Intel Unleashes a ‘Skulltrail’ of Power

Who in the world would want a $10,000 PC? How about someone doing heavy-duty content creation? Intel’s new Dual Socket Extreme Desktop Platform, code-named “Skulltrail,” targets customers that leave the computer running overnight.

It offers two quad-core 3.2GHz processors, up to 8GB of memory and four PCI Express slots to run four video cards. It’s the first dual-processor desktop board from Intel that Kelt Reeves, president and founder of high-end PC maker Falcon Northwest, can remember seeing.

“If you’re one of the people who can make use of eight cores, there’s nothing else like it — it’s a monster,” he told “It’s kind of a niche product, and not many people will use all eight cores.”

Reeves predicted customers that use CAD or do heavy Photoshop work will save many hours of rendering time. “For everyone else, it’s an incredible waste of thousands of dollars,” he said.

The motherboard is a pricey $649, the processors are $1,499 each, and the memory is fully buffered DIMM, which is more expensive and power-consuming than DDR memory, a consequence of Intel being forced to use its workstation chipset in this platform to achieve dual-processor support.

Intel said the platforms will start at $6,000, but Reeves said initial pricing estimates by his staff are closer to $10,000.

Intel spokesman George Alfs said the platform’s strength is in video encoding. “Video encoding, 3D rendering, any high-end app that can take advantage of four threads will really shine on this,” he said.

Intel introduced the new platform at the Game Developer Conference, taking place this week in San Francisco.

Robert A. Duffy, programming director for id Software, a developer of first-person games, said in a statement that id reduced content creation from four hours to 20 minutes. “Long term this translates to better games on the market faster than previously possible,” he said.

Skulltrail will run on Windows and Linux. While it will support four video cards, they won’t all run in parallel. Video cards can run only two cards together in parallel, a mode called scalable link interface.
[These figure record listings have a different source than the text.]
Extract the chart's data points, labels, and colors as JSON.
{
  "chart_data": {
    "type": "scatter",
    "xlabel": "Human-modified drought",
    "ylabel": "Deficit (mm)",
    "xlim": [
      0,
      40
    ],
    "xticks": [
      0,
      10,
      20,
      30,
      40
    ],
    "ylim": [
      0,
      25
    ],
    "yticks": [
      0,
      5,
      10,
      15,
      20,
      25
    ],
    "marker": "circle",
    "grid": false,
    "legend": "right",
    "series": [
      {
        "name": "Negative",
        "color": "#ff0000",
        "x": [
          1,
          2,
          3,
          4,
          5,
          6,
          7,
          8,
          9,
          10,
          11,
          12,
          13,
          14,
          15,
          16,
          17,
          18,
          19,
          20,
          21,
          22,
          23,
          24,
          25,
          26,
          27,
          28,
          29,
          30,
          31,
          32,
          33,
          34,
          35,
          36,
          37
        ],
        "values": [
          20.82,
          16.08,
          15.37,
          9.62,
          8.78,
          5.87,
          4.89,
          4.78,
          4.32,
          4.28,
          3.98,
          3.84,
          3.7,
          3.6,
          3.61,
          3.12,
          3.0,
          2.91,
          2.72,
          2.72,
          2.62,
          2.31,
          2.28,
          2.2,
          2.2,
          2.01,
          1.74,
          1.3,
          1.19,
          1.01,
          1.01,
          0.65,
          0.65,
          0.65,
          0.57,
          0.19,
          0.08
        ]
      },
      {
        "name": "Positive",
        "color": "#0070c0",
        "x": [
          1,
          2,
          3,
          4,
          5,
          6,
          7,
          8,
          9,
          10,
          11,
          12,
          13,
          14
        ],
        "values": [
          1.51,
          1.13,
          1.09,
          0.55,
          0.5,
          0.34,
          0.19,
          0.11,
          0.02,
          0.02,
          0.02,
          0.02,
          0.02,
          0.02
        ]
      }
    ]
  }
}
Four cards allows for multiple monitor support.

Reeves said one customer wanted to build a machine using four quad monitor cards so he could run 16 monitors at once.

That unusual request aside, Reeves isn’t sure how many of these he’ll sell, even to the hard-core gamers with money to burn. “It’s going to have to find its customers because it’s not the right product for a lot of people — but if you’re doing any rendering and have to sit there waiting for something to render, this cuts hours and hours from your rendering time.”

The Dual Socket Extreme Desktop Platform is available now from specialty OEMS such as Falcon.